Experience in developed countries documents the potential for linking efficiency and disaster prevention—what the Institute for Business and Home Safety terms “Going Green and Building Strong”. The IBHS has identified a range of measures which serve both purposes and which are most cost-effective when done together. These include roofing, windows, and doors that are energy efficient and disaster resistant. Both objectives are also best served with a systems approach that addresses the entire building, as selective, partial improvements will be both much less effective (sometimes not at all) and much less cost-effective. Several U.S. states now have incentives for consumers to make such improvements through lower insurance premiums, and the insurance industry has a strong interest in supporting such efforts.

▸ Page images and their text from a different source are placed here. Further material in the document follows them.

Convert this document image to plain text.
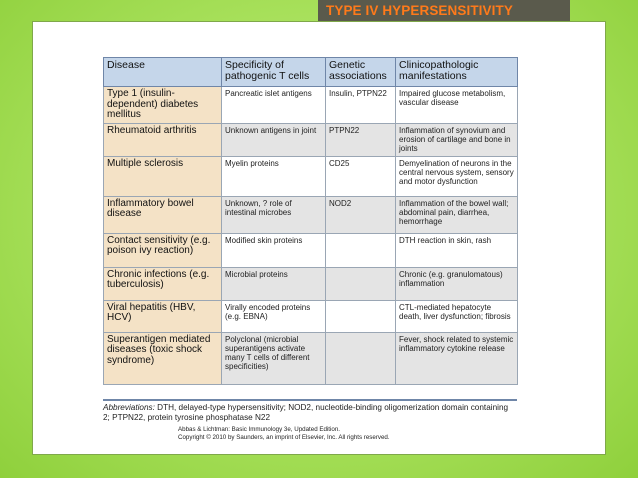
TYPE IV HYPERSENSITIVITY
Disease	Specificity of pathogenic T cells	Genetic associations	Clinicopathologic manifestations
Type 1 (insulin-dependent) diabetes mellitus	Pancreatic islet antigens	Insulin, PTPN22	Impaired glucose metabolism, vascular disease
Rheumatoid arthritis	Unknown antigens in joint	PTPN22	Inflammation of synovium and erosion of cartilage and bone in joints
Multiple sclerosis	Myelin proteins	CD25	Demyelination of neurons in the central nervous system, sensory and motor dysfunction
Inflammatory bowel disease	Unknown, ? role of intestinal microbes	NOD2	Inflammation of the bowel wall; abdominal pain, diarrhea, hemorrhage
Contact sensitivity (e.g. poison ivy reaction)	Modified skin proteins		DTH reaction in skin, rash
Chronic infections (e.g. tuberculosis)	Microbial proteins		Chronic (e.g. granulomatous) inflammation
Viral hepatitis (HBV, HCV)	Virally encoded proteins (e.g. EBNA)		CTL-mediated hepatocyte death, liver dysfunction; fibrosis
Superantigen mediated diseases (toxic shock syndrome)	Polyclonal (microbial superantigens activate many T cells of different specificities)		Fever, shock related to systemic inflammatory cytokine release
Abbreviations: DTH, delayed-type hypersensitivity; NOD2, nucleotide-binding oligomerization domain containing 2; PTPN22, protein tyrosine phosphatase N22
Abbas & Lichtman: Basic Immunology 3e, Updated Edition.
Copyright © 2010 by Saunders, an imprint of Elsevier, Inc. All rights reserved.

As a significant institutional home for efforts to promote both efficient and climate resilient buildings, the World Bank Group is well placed to promote integrated climate mitigation and adaptation efforts. A good starting point is to make this connection in the Bank’s energy and environment strategies, both currently in draft. More specifically, the expertise and analysis that has gone separately into recent reports on building codes and disaster prevention could be brought together in an examination of opportunities for programmatic and economic synergies. As is emphasized by the authors of Natural Hazards, UnNatural Disasters, in practice, strategies will vary considerably among countries due to differences in construction practices, climatic conditions, and localized climate risks, but ideally will include a consultative process including insurers and construction companies, civil society as well as governments. Such efforts should be recognized and supported with funding from the increasing resources made available for climate change adaptation, which should help encourage interest and commitment from Bank client countries.